Every surgeon knows that their next potential complication is only an operation away. Every surgeon has also seen journal articles touting things such as "2,000 consecutive whole body-ectomies without a mortality" --- which basically mean that the authors identified their two most recent deaths with a particular operation and counted the patients in between. Well, hospitals play that game too, and tout their successes with zero mortality in certain procedures in given years. These authors went a step further, and looked at such institutions in the years following a run of zero mortality for certain operations (from the abstract):
We obtained national Medicare data on five operations with high operative mortality (> 4.0%): coronary artery bypass grafting, abdominal aortic aneurysm repair, and resections for colon, lung, and pancreatic cancer. For each procedure, we defined zero mortality hospitals as those with no inpatient or 30-day deaths during the 3-year period 1997 to 1999. To determine whether these hospitals actually have lower mortality than other hospitals, we compared their mortality during the next year (2000) with the mortality at all other hospitals.Now, to be sure, these are good institutions with an admirable track record --- lower than expected operative mortality for some pretty major operations. However, they soon came back down to earth :
For four procedures, operative mortality in zero mortality hospitals in the subsequent year was no different than that in other hospitals: abdominal aortic aneurysm repair (6.3% zero mortality hospitals versus 5.8% other hospitals; (adjusted relative risk [RR]=1.09; 95% CI 0.92 to 1.29); lobectomy for lung cancer (5.1% versus 5.3%; RR=0.96; 95% CI 0.80 to 1.15); colon cancer resection (6.0% versus 6.6%; RR=0.91; 95% CI 0.80 to 1.03); and coronary artery bypass surgery (4.0% versus 5.0%; RR=0.81; 95% CI 0.61 to 1.04). In the case of pancreatic cancer resection, zero mortality hospitals had substantially higher mortality than other hospitals (11.2% versus 8.7%; RR=1.29; 95% CI 1.04 to 1.59).What goes up, must come down. Every run of good luck comes to an end. Use whatever cliché you'd like, but a zero mortality rate for these types of procedures is a laudable but impossible goal to achieve. Or, as my stock broker likes to say, past results are not necessarily indicative of future performance.

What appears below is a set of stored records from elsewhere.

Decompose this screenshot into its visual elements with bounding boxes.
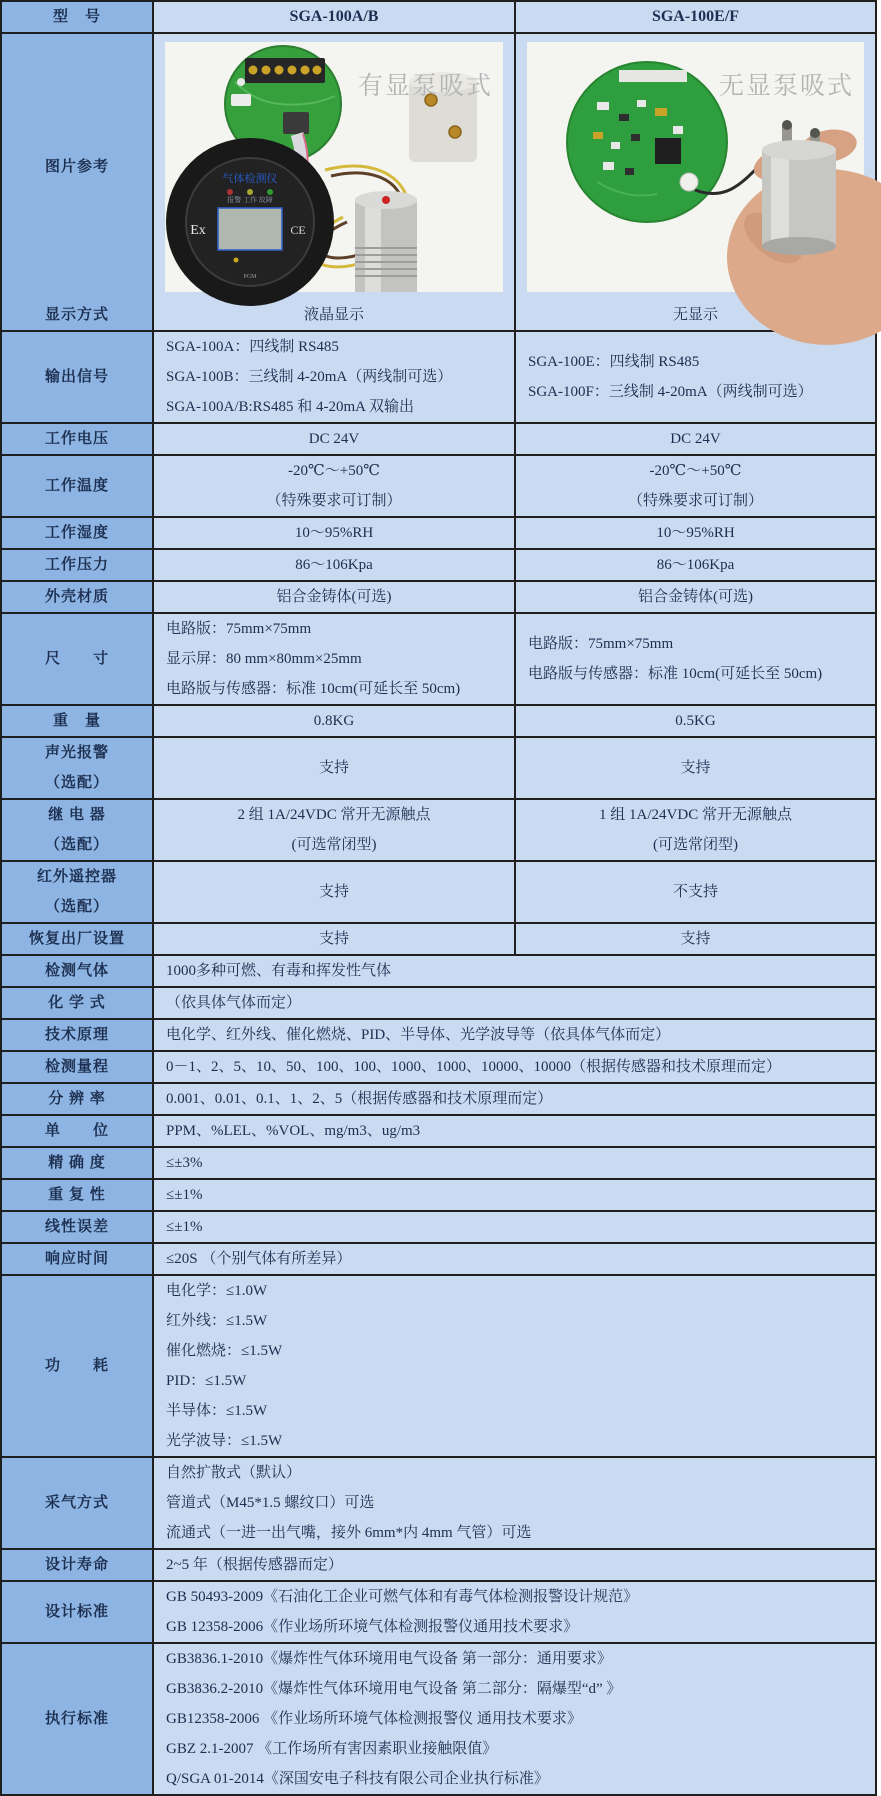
text-line: 支持	[680, 931, 711, 947]
row-label	[2, 706, 152, 736]
text-line: 化 学 式	[48, 995, 106, 1011]
table-row	[2, 1210, 875, 1242]
row-value-b	[514, 550, 875, 580]
gas-sensor-a	[355, 191, 417, 292]
text-line: 10～95%RH	[656, 525, 735, 541]
table-row	[2, 1580, 875, 1642]
text-line: 尺 寸	[44, 651, 109, 667]
table-row	[2, 1642, 875, 1794]
image-reference-row	[2, 32, 875, 300]
text-line: 检测气体	[44, 963, 109, 979]
row-label	[2, 1084, 152, 1114]
pgm-text: PGM	[243, 274, 257, 280]
detector-head	[166, 138, 334, 306]
row-value-a	[152, 550, 514, 580]
row-label	[2, 800, 152, 860]
row-value-b	[514, 738, 875, 798]
text-line: 电路版：75mm×75mm	[528, 636, 674, 652]
text-line: 显示方式	[44, 307, 109, 323]
row-value-a	[152, 424, 514, 454]
table-row	[2, 922, 875, 954]
text-line: ≤±3%	[166, 1155, 203, 1171]
table-row	[2, 1242, 875, 1274]
text-line: 0－1、2、5、10、50、100、100、1000、1000、10000、10000（根据传感器和技术原理而定）	[166, 1059, 782, 1075]
row-value-merged	[152, 988, 875, 1018]
text-line: 催化燃烧：≤1.5W	[166, 1343, 283, 1359]
row-value-merged	[152, 1180, 875, 1210]
model-b-header	[514, 2, 875, 32]
text-line: 显示屏：80 mm×80mm×25mm	[166, 651, 362, 667]
text-line: DC 24V	[670, 431, 721, 447]
row-value-b	[514, 424, 875, 454]
row-label	[2, 1644, 152, 1794]
text-line: 液晶显示	[303, 307, 364, 323]
text-line: 自然扩散式（默认）	[166, 1465, 302, 1481]
device-title-text: 气体检测仪	[222, 173, 278, 185]
text-line: GB 12358-2006《作业场所环境气体检测报警仪通用技术要求》	[166, 1619, 579, 1635]
row-value-b	[514, 924, 875, 954]
row-value-merged	[152, 1582, 875, 1642]
text-line: 响应时间	[44, 1251, 109, 1267]
text-line: 执行标准	[44, 1711, 109, 1727]
row-value-b	[514, 800, 875, 860]
text-line: 电化学、红外线、催化燃烧、PID、半导体、光学波导等（依具体气体而定）	[166, 1027, 671, 1043]
row-value-merged	[152, 1020, 875, 1050]
text-line: 电化学：≤1.0W	[166, 1283, 268, 1299]
row-value-b	[514, 518, 875, 548]
table-row	[2, 1274, 875, 1456]
ex-mark: Ex	[190, 223, 206, 238]
row-value-a	[152, 862, 514, 922]
text-line: （选配）	[44, 899, 109, 915]
text-line: (可选常闭型)	[291, 837, 377, 853]
text-line: 红外遥控器	[36, 869, 117, 885]
row-label	[2, 550, 152, 580]
text-line: -20℃～+50℃	[287, 463, 380, 479]
row-value-merged	[152, 1052, 875, 1082]
text-line: 声光报警	[44, 745, 109, 761]
row-label	[2, 1550, 152, 1580]
text-line: 工作温度	[44, 478, 109, 494]
text-line: 管道式（M45*1.5 螺纹口）可选	[166, 1495, 375, 1511]
table-row	[2, 860, 875, 922]
table-row	[2, 986, 875, 1018]
table-row	[2, 1178, 875, 1210]
text-line: 电路版与传感器：标准 10cm(可延长至 50cm)	[528, 666, 823, 682]
led-labels-text: 报警 工作 故障	[227, 196, 273, 204]
text-line: GB12358-2006 《作业场所环境气体检测报警仪 通用技术要求》	[166, 1711, 582, 1727]
text-line: 技术原理	[44, 1027, 109, 1043]
row-label	[2, 1244, 152, 1274]
text-line: （依具体气体而定）	[166, 995, 302, 1011]
pcb-bare	[567, 62, 727, 222]
text-line: SGA-100E：四线制 RS485	[528, 354, 700, 370]
text-line: SGA-100F：三线制 4-20mA（两线制可选）	[528, 384, 813, 400]
row-value-merged	[152, 1276, 875, 1456]
row-label	[2, 424, 152, 454]
table-row	[2, 798, 875, 860]
row-value-merged	[152, 1116, 875, 1146]
text-line: 无显示	[672, 307, 718, 323]
row-label	[2, 1148, 152, 1178]
table-row	[2, 1548, 875, 1580]
watermark-b: 无显泵吸式	[718, 72, 854, 100]
model-a-text: SGA-100A/B	[289, 8, 379, 25]
row-value-a	[152, 300, 514, 330]
text-line: ≤20S （个别气体有所差异）	[166, 1251, 352, 1267]
text-line: 外壳材质	[44, 589, 109, 605]
row-value-a	[152, 332, 514, 422]
row-label	[2, 582, 152, 612]
text-line: （特殊要求可订制）	[266, 493, 402, 509]
row-value-merged	[152, 1458, 875, 1548]
text-line: GB 50493-2009《石油化工企业可燃气体和有毒气体检测报警设计规范》	[166, 1589, 639, 1605]
table-row	[2, 1456, 875, 1548]
text-line: （选配）	[44, 837, 109, 853]
text-line: 工作湿度	[44, 525, 109, 541]
text-line: 86～106Kpa	[295, 557, 373, 573]
table-row	[2, 704, 875, 736]
text-line: 工作电压	[44, 431, 109, 447]
row-value-merged	[152, 1084, 875, 1114]
text-line: GB3836.2-2010《爆炸性气体环境用电气设备 第二部分：隔爆型“d” 》	[166, 1681, 622, 1697]
row-value-merged	[152, 956, 875, 986]
text-line: 光学波导：≤1.5W	[166, 1433, 283, 1449]
table-row	[2, 1114, 875, 1146]
text-line: 红外线：≤1.5W	[166, 1313, 268, 1329]
row-value-b	[514, 332, 875, 422]
row-value-merged	[152, 1212, 875, 1242]
row-label	[2, 300, 152, 330]
model-a-header	[152, 2, 514, 32]
text-line: 铝合金铸体(可选)	[638, 589, 753, 605]
text-line: 半导体：≤1.5W	[166, 1403, 268, 1419]
row-label	[2, 1180, 152, 1210]
text-line: (可选常闭型)	[653, 837, 738, 853]
row-value-merged	[152, 1148, 875, 1178]
text-line: 工作压力	[44, 557, 109, 573]
row-label	[2, 1020, 152, 1050]
row-value-a	[152, 706, 514, 736]
text-line: 分 辨 率	[48, 1091, 106, 1107]
text-line: （特殊要求可订制）	[627, 493, 763, 509]
product-photo-b	[527, 42, 864, 292]
row-label	[2, 518, 152, 548]
text-line: 电路版：75mm×75mm	[166, 621, 312, 637]
text-line: 设计寿命	[44, 1557, 109, 1573]
header-label-text: 型 号	[52, 9, 101, 25]
row-value-a	[152, 456, 514, 516]
text-line: GBZ 2.1-2007 《工作场所有害因素职业接触限值》	[166, 1741, 498, 1757]
spec-rows	[2, 300, 875, 1794]
text-line: 0.8KG	[313, 713, 355, 729]
text-line: 流通式（一进一出气嘴，接外 6mm*内 4mm 气管）可选	[166, 1525, 532, 1541]
row-value-a	[152, 518, 514, 548]
table-row	[2, 1050, 875, 1082]
row-label	[2, 924, 152, 954]
table-row	[2, 954, 875, 986]
text-line: 支持	[318, 884, 349, 900]
text-line: 支持	[318, 931, 349, 947]
product-photo-a	[165, 42, 503, 292]
table-row	[2, 1082, 875, 1114]
table-row	[2, 548, 875, 580]
row-label	[2, 456, 152, 516]
ce-mark: CE	[290, 223, 306, 237]
row-value-merged	[152, 1550, 875, 1580]
table-row	[2, 516, 875, 548]
row-label	[2, 1582, 152, 1642]
table-header-row	[2, 2, 875, 32]
text-line: 0.5KG	[675, 713, 716, 729]
text-line: SGA-100A/B:RS485 和 4-20mA 双输出	[166, 399, 414, 415]
table-row	[2, 454, 875, 516]
row-value-b	[514, 456, 875, 516]
text-line: 1 组 1A/24VDC 常开无源触点	[599, 807, 792, 823]
text-line: PID：≤1.5W	[166, 1373, 247, 1389]
row-value-b	[514, 706, 875, 736]
row-value-merged	[152, 1644, 875, 1794]
text-line: 重 复 性	[48, 1187, 106, 1203]
row-label	[2, 988, 152, 1018]
product-photo-a-cell	[152, 34, 514, 300]
text-line: 1000多种可燃、有毒和挥发性气体	[166, 963, 392, 979]
watermark-a: 有显泵吸式	[357, 72, 493, 100]
table-row	[2, 736, 875, 798]
row-value-a	[152, 614, 514, 704]
text-line: 2 组 1A/24VDC 常开无源触点	[237, 807, 431, 823]
text-line: GB3836.1-2010《爆炸性气体环境用电气设备 第一部分：通用要求》	[166, 1651, 612, 1667]
text-line: 检测量程	[44, 1059, 109, 1075]
text-line: 设计标准	[44, 1604, 109, 1620]
text-line: 输出信号	[44, 369, 109, 385]
row-value-a	[152, 582, 514, 612]
row-label	[2, 862, 152, 922]
text-line: 恢复出厂设置	[28, 931, 125, 947]
table-row	[2, 330, 875, 422]
text-line: 精 确 度	[48, 1155, 106, 1171]
table-row	[2, 580, 875, 612]
row-label	[2, 1116, 152, 1146]
row-label	[2, 956, 152, 986]
text-line: PPM、%LEL、%VOL、mg/m3、ug/m3	[166, 1123, 421, 1139]
text-line: Q/SGA 01-2014《深国安电子科技有限公司企业执行标准》	[166, 1771, 549, 1787]
row-label	[2, 614, 152, 704]
image-row-label-text: 图片参考	[44, 159, 109, 175]
table-row	[2, 422, 875, 454]
table-row	[2, 1018, 875, 1050]
text-line: -20℃～+50℃	[649, 463, 742, 479]
text-line: 铝合金铸体(可选)	[276, 589, 392, 605]
row-label	[2, 1212, 152, 1242]
text-line: 10～95%RH	[294, 525, 374, 541]
text-line: 重 量	[52, 713, 101, 729]
text-line: ≤±1%	[166, 1219, 203, 1235]
text-line: 功 耗	[44, 1358, 109, 1374]
text-line: SGA-100A：四线制 RS485	[166, 339, 339, 355]
model-b-text: SGA-100E/F	[651, 8, 740, 25]
text-line: 支持	[680, 760, 711, 776]
text-line: 电路版与传感器：标准 10cm(可延长至 50cm)	[166, 681, 461, 697]
row-value-merged	[152, 1244, 875, 1274]
row-label	[2, 332, 152, 422]
text-line: 86～106Kpa	[656, 557, 735, 573]
row-label	[2, 1458, 152, 1548]
product-photo-b-cell	[514, 34, 875, 300]
table-row	[2, 612, 875, 704]
row-label	[2, 1052, 152, 1082]
text-line: 单 位	[44, 1123, 109, 1139]
text-line: 2~5 年（根据传感器而定）	[166, 1557, 343, 1573]
text-line: （选配）	[44, 775, 109, 791]
model-header-label	[2, 2, 152, 32]
text-line: DC 24V	[308, 431, 360, 447]
text-line: 继 电 器	[48, 807, 106, 823]
text-line: 0.001、0.01、0.1、1、2、5（根据传感器和技术原理而定）	[166, 1091, 553, 1107]
row-value-b	[514, 614, 875, 704]
text-line: 不支持	[672, 884, 718, 900]
row-value-a	[152, 924, 514, 954]
row-value-b	[514, 582, 875, 612]
row-value-a	[152, 738, 514, 798]
table-row	[2, 1146, 875, 1178]
text-line: ≤±1%	[166, 1187, 203, 1203]
text-line: 采气方式	[44, 1495, 109, 1511]
text-line: SGA-100B：三线制 4-20mA（两线制可选）	[166, 369, 453, 385]
row-value-a	[152, 800, 514, 860]
row-value-b	[514, 862, 875, 922]
text-line: 支持	[318, 760, 349, 776]
row-label	[2, 738, 152, 798]
row-label	[2, 1276, 152, 1456]
image-row-label	[2, 34, 152, 300]
text-line: 线性误差	[44, 1219, 109, 1235]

OK. I lied --- it's quiz time!
Question: What did we learn with this little dip into the statistics whirlpool?
Answer: Statistics are like bikinis. What they reveal is suggestive, but what they conceal is vital.
Question: So, how is the unsuspecting public supposed to interpret these kinds of studies?
Answer: With a jaundiced eye. As Mr. Clemens famously stated, there are "lies, damned lies, and statistics." The trick is to ensure you know as much about the data being presented as you can in order to interpret the results.
Question: Does all of this mean that we shouldn't believe data in medical journals?
Answer: Absolutely not. It is important to accurately assess things such as morbidity and mortality, and honestly look at data that show where we can improve. However, creating public policy or planning advertising campaigns based upon such data can prove to be a bit of a problem, because future data can turn around and bite you in the rear.